We likewise find unpersuasive S.W.'s assessment of Appellant's claims as barred because he could have brought them in the dissolution proceedings. As Appellant's counsel stated in his sworn affidavit, Judge Cundiff stated he would not consider tort claims concerning issues of marital misconduct in the dissolution proceeding, and S.W. has not controverted this fact.

In summary, while we find W.M. rightly prevailed in his summary judgment motion challenging Appellant's claims against him on their merits, S.W.'s summary judgment motion fails because it was thinly based on faulty procedural bar reasoning. Appellant's claims against S.W. are not barred by res judicata due to successive dismissals because the second one specified on its face it was without prejudice by order of the court.
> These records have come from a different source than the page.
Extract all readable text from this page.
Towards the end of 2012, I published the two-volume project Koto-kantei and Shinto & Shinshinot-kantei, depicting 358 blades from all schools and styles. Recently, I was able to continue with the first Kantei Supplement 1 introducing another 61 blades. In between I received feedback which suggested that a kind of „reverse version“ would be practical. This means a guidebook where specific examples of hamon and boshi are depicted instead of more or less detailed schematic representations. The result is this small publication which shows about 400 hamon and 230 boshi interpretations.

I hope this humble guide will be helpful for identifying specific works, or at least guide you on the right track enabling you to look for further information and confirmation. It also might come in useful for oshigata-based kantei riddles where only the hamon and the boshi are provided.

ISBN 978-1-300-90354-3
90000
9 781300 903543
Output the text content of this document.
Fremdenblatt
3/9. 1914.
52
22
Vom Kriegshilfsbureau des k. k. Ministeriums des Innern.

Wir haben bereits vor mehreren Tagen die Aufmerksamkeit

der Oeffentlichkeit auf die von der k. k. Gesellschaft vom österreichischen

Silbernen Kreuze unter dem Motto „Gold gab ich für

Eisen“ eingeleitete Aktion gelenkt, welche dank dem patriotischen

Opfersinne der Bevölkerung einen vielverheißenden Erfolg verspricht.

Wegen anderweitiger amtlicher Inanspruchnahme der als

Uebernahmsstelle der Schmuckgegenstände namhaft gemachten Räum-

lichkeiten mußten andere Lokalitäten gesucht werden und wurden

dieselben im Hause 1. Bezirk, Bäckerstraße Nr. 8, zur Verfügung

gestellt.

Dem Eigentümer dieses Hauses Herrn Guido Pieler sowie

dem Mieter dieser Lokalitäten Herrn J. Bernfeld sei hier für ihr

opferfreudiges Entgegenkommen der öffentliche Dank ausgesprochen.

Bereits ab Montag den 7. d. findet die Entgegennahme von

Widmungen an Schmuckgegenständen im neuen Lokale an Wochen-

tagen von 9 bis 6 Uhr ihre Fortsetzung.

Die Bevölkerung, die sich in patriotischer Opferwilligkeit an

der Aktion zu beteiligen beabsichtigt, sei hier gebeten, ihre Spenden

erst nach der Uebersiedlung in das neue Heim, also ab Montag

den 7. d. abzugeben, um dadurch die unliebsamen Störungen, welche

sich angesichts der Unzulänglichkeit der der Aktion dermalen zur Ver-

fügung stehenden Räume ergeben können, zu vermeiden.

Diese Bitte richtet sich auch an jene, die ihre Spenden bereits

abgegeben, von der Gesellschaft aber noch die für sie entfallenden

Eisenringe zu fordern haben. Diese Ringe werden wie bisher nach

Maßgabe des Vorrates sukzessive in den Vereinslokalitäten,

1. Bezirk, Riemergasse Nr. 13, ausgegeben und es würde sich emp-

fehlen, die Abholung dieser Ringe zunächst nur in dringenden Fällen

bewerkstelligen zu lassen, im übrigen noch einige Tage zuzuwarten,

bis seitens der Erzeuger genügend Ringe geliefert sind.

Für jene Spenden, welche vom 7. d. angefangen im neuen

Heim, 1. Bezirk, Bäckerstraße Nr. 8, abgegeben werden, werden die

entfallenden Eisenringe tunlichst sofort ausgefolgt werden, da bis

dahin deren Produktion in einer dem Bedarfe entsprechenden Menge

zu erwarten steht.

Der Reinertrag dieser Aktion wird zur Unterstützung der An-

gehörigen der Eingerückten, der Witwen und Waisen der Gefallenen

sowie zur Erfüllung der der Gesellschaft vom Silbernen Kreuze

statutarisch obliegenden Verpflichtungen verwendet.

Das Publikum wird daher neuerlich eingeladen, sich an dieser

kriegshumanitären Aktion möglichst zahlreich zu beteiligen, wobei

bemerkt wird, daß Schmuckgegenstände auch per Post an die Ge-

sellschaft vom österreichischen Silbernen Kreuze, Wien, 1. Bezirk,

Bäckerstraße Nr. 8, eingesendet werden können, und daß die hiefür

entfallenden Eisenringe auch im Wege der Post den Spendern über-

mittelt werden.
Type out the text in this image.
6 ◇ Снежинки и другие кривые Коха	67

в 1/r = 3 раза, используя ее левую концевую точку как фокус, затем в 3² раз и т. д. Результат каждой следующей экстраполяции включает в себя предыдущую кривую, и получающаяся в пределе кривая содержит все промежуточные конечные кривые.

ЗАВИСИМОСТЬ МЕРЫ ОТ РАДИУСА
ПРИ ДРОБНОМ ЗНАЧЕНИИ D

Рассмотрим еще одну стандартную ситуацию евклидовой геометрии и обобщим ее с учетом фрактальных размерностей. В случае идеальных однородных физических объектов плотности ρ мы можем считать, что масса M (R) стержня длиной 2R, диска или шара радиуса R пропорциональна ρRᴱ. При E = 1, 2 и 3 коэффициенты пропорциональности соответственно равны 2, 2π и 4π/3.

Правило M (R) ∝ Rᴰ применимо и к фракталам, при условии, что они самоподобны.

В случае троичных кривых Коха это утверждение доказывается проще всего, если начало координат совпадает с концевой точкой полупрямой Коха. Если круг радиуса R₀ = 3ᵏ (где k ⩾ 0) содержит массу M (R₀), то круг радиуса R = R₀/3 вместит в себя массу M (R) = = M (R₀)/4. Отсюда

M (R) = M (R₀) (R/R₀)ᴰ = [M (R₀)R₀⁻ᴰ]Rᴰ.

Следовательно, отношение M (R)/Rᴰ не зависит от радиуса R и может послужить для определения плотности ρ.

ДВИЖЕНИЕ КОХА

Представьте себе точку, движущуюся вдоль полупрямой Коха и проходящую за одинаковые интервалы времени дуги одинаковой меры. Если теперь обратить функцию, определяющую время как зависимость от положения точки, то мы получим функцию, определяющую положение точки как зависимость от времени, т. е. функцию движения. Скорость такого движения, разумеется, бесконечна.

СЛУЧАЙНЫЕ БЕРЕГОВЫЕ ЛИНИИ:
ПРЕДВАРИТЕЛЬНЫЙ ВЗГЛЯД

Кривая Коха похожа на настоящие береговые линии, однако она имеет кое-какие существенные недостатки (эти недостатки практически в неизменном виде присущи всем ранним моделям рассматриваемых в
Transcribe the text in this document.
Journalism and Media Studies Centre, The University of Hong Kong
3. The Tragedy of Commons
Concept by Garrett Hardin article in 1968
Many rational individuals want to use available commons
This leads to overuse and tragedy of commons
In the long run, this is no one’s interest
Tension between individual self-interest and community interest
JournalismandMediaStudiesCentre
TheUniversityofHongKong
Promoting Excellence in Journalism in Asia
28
Appellant's dismissal memorandum in the second action specifically stated the dismissal was "without prejudice" and was approved and ordered by the trial court. Liberman, 863 S.W.2d at 366. S.W. did not present the issue of the propriety of the dismissal without prejudice to the trial court in that action by objecting to Appellant's dismissal as violating Rule 67.02, or seek to vacate or modify the court's judgment of dismissal without prejudice in that action. Id. Therefore, the trial court erred in granting summary judgment to S.W. on this basis because it was an impermissible collateral attack on the propriety of the dismissal without prejudice. Id. The trial court likewise erred in granting S.W. summary judgment based upon collateral estoppel or merger and bar based on claims that "should have been" brought in prior proceedings. Appellant's Point II is granted.

Conclusion

The trial court's summary judgment in favor of W.M. is affirmed. The trial court's summary judgment in favor of S.W. is reversed.

Robert G. Dowd, Jr., P.J., and Kurt S. Odenwald, J., concur.